EDITORIAL - A killer disease resurfaces
EDITORIAL - A killer disease resurfaces
(The Philippine Star) - September 22, 2019 - 12:00am

Filipino children have been getting polio vaccines for about half a century. The last case of poliovirus in the country was recorded in 1993, and the country was declared free of the degenerative and potentially deadly disease in 2000.

Last week health officials declared that the disease has resurfaced, with a three-year-old girl in Lanao del Sur who has not been vaccinated becoming paralyzed by Type 2 poliovirus. A day later, the Department of Health confirmed that a five-year-old boy in Laguna had also been stricken by poliovirus. The boy suffered from the onset of paralysis on Aug. 25 but has since recovered his ability to walk, although he is still being closely monitored by the DOH.

Poliomyelitis can infect the brain and spinal cord, crippling a person for life. The disease can cause death. The DOH is still trying to determine if the boy, described as immunocompromised, or with a weak immune system that makes him vulnerable to many illnesses, has been vaccinated against polio.

Parents, however, should not wait for the boy’s vaccination to be determined; they must make sure their children are immunized against the infectious disease. Unlike the vaccine against dengue, the efficacy of the anti-polio vaccine has been established for decades. It is safe for recipients, easy to administer, and provided for free by the government.

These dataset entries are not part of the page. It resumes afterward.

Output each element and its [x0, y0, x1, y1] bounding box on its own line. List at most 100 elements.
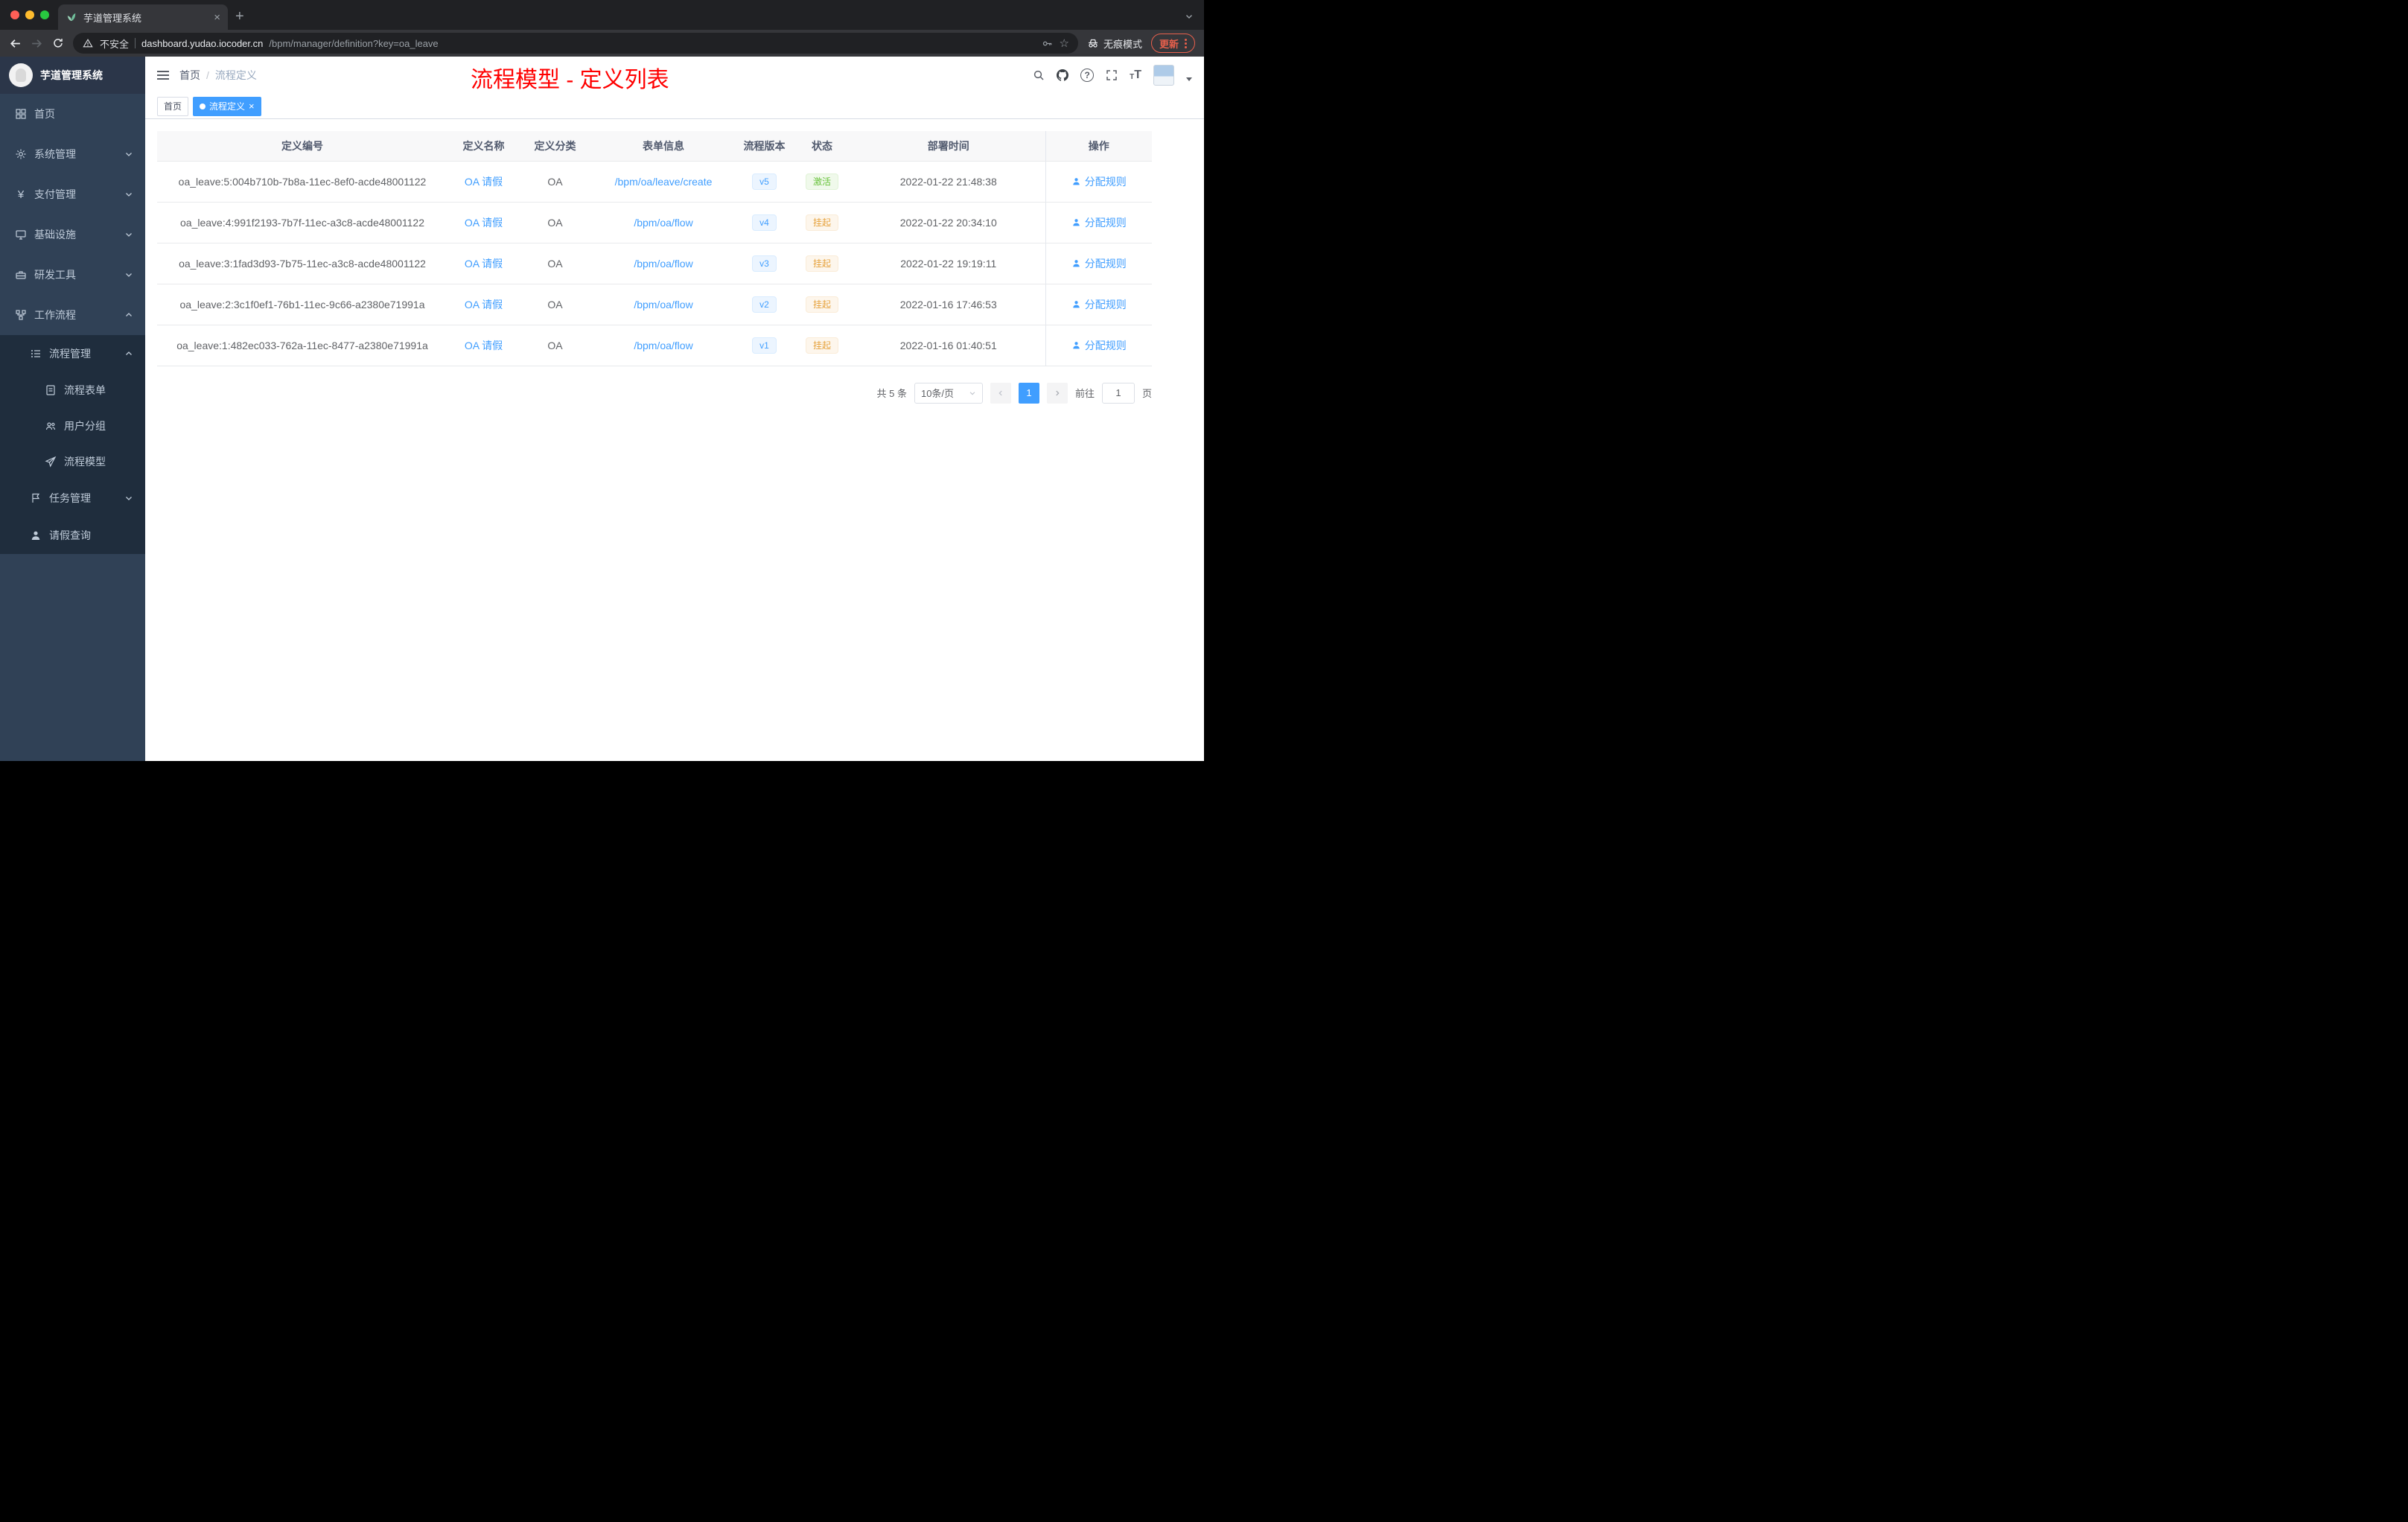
definition-name-link[interactable]: OA 请假 [465, 299, 503, 311]
font-size-icon[interactable]: TT [1130, 69, 1141, 81]
address-bar[interactable]: 不安全 dashboard.yudao.iocoder.cn/bpm/manag… [73, 33, 1078, 54]
bookmark-star-icon[interactable]: ☆ [1060, 36, 1069, 50]
sidebar-item-workflow[interactable]: 工作流程 [0, 295, 145, 335]
incognito-icon [1087, 37, 1099, 49]
next-page-button[interactable] [1046, 382, 1068, 404]
sidebar-item-task-management[interactable]: 任务管理 [0, 480, 145, 517]
col-process-version: 流程版本 [736, 131, 792, 162]
assign-rule-link[interactable]: 分配规则 [1071, 256, 1127, 271]
prev-page-button[interactable] [990, 382, 1011, 404]
pagination: 共 5 条 10条/页 1 前往 页 [157, 382, 1152, 404]
assign-rule-link[interactable]: 分配规则 [1071, 338, 1127, 353]
sidebar-item-infrastructure[interactable]: 基础设施 [0, 214, 145, 255]
list-icon [30, 348, 42, 360]
assign-rule-link[interactable]: 分配规则 [1071, 297, 1127, 312]
sidebar-item-user-group[interactable]: 用户分组 [0, 408, 145, 444]
definition-table: 定义编号 定义名称 定义分类 表单信息 流程版本 状态 部署时间 操作 oa_l [157, 131, 1152, 366]
url-host[interactable]: dashboard.yudao.iocoder.cn [141, 38, 263, 49]
deploy-time: 2022-01-22 21:48:38 [852, 161, 1045, 203]
sidebar-item-process-management[interactable]: 流程管理 [0, 335, 145, 372]
chevron-down-icon [969, 391, 975, 395]
assign-rule-link[interactable]: 分配规则 [1071, 215, 1127, 230]
url-path[interactable]: /bpm/manager/definition?key=oa_leave [269, 38, 438, 49]
refresh-button[interactable] [52, 37, 64, 49]
browser-titlebar: 芋道管理系统 × + [0, 0, 1204, 30]
main-area: 流程模型 - 定义列表 首页 / 流程定义 ? T T 首页 流程定义 × 定义… [145, 57, 1204, 761]
form-link[interactable]: /bpm/oa/flow [634, 299, 692, 311]
fullscreen-icon[interactable] [1106, 69, 1118, 81]
table-row: oa_leave:5:004b710b-7b8a-11ec-8ef0-acde4… [157, 161, 1152, 203]
workflow-icon [15, 309, 27, 321]
tab-favicon-leaf-icon [66, 11, 77, 23]
goto-page-input[interactable] [1101, 382, 1135, 404]
page-1-button[interactable]: 1 [1018, 382, 1039, 404]
tab-search-button[interactable] [1185, 12, 1194, 21]
breadcrumb-home[interactable]: 首页 [179, 68, 200, 83]
workflow-submenu: 流程管理 流程表单 用户分组 流程模型 任务管理 请假查询 [0, 335, 145, 554]
github-icon[interactable] [1057, 69, 1069, 81]
toolbox-icon [15, 269, 27, 281]
avatar-caret-down-icon[interactable] [1186, 77, 1192, 81]
top-navbar: 首页 / 流程定义 ? TT [145, 57, 1204, 94]
new-tab-button[interactable]: + [235, 8, 244, 25]
definition-category: OA [520, 243, 590, 284]
version-badge: v3 [752, 255, 777, 272]
sidebar-item-system[interactable]: 系统管理 [0, 134, 145, 174]
sidebar-item-home[interactable]: 首页 [0, 94, 145, 134]
table-row: oa_leave:4:991f2193-7b7f-11ec-a3c8-acde4… [157, 202, 1152, 243]
definition-name-link[interactable]: OA 请假 [465, 340, 503, 351]
status-badge: 挂起 [805, 255, 838, 272]
form-link[interactable]: /bpm/oa/leave/create [615, 176, 713, 188]
help-icon[interactable]: ? [1080, 69, 1095, 82]
zoom-window-button[interactable] [40, 10, 49, 19]
form-link[interactable]: /bpm/oa/flow [634, 258, 692, 270]
browser-tab[interactable]: 芋道管理系统 × [58, 4, 228, 30]
sidebar-item-devtools[interactable]: 研发工具 [0, 255, 145, 295]
definition-id: oa_leave:5:004b710b-7b8a-11ec-8ef0-acde4… [157, 161, 447, 203]
assign-rule-link[interactable]: 分配规则 [1071, 174, 1127, 189]
sidebar-item-process-model[interactable]: 流程模型 [0, 444, 145, 480]
browser-menu-icon[interactable] [1185, 38, 1187, 48]
update-chip[interactable]: 更新 [1150, 34, 1195, 53]
col-form-info: 表单信息 [590, 131, 736, 162]
minimize-window-button[interactable] [25, 10, 34, 19]
tag-home[interactable]: 首页 [157, 96, 189, 116]
col-definition-id: 定义编号 [157, 131, 447, 162]
form-link[interactable]: /bpm/oa/flow [634, 340, 692, 351]
flag-icon [30, 492, 42, 504]
forward-button[interactable] [31, 37, 43, 50]
gear-icon [15, 148, 27, 160]
hamburger-icon[interactable] [157, 71, 169, 80]
status-badge: 激活 [805, 173, 838, 190]
table-header-row: 定义编号 定义名称 定义分类 表单信息 流程版本 状态 部署时间 操作 [157, 131, 1152, 162]
definition-name-link[interactable]: OA 请假 [465, 217, 503, 229]
close-window-button[interactable] [10, 10, 19, 19]
user-avatar[interactable] [1153, 65, 1174, 86]
tag-process-definition[interactable]: 流程定义 × [193, 96, 261, 116]
person-icon [30, 529, 42, 541]
security-label[interactable]: 不安全 [100, 36, 129, 51]
definition-category: OA [520, 161, 590, 203]
definition-id: oa_leave:1:482ec033-762a-11ec-8477-a2380… [157, 325, 447, 366]
breadcrumb-current: 流程定义 [214, 69, 257, 81]
sidebar-item-process-form[interactable]: 流程表单 [0, 372, 145, 408]
back-button[interactable] [9, 37, 22, 50]
definition-name-link[interactable]: OA 请假 [465, 258, 503, 270]
table-row: oa_leave:3:1fad3d93-7b75-11ec-a3c8-acde4… [157, 243, 1152, 284]
chevron-down-icon [126, 193, 132, 197]
tab-close-icon[interactable]: × [214, 11, 220, 24]
form-link[interactable]: /bpm/oa/flow [634, 217, 692, 229]
update-label[interactable]: 更新 [1159, 36, 1179, 51]
table-row: oa_leave:2:3c1f0ef1-76b1-11ec-9c66-a2380… [157, 284, 1152, 325]
window-controls [10, 10, 49, 19]
page-size-select[interactable]: 10条/页 [914, 382, 983, 404]
sidebar-item-leave-query[interactable]: 请假查询 [0, 517, 145, 554]
sidebar-item-payment[interactable]: ¥ 支付管理 [0, 174, 145, 214]
person-icon [1073, 301, 1080, 308]
status-badge: 挂起 [805, 296, 838, 313]
security-warning-icon[interactable] [82, 37, 94, 49]
definition-name-link[interactable]: OA 请假 [465, 176, 503, 188]
key-icon[interactable] [1042, 37, 1054, 49]
tag-close-icon[interactable]: × [249, 101, 255, 112]
search-icon[interactable] [1033, 69, 1045, 81]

Vaccination becomes more urgent as the DOH reported that environmental samples have shown the presence of type 1 poliovirus in Manila and type 2 in Davao. So far, no type 3 virus has been detected. Type 2 was supposed to have been eradicated globally in September 2015, with the last infection reported in 1999 in India.

In a country declared polio-free, the presence of the two types of the virus plus the confirmation of the two cases constitute an epidemic. Every effort must be made to prevent the outbreak from spreading into truly epidemic proportions. Parents, schools, barangay personnel and local government units must work closely together with health professionals to have all children below five years old vaccinated against polio. The country must be quickly restored to its polio-free status.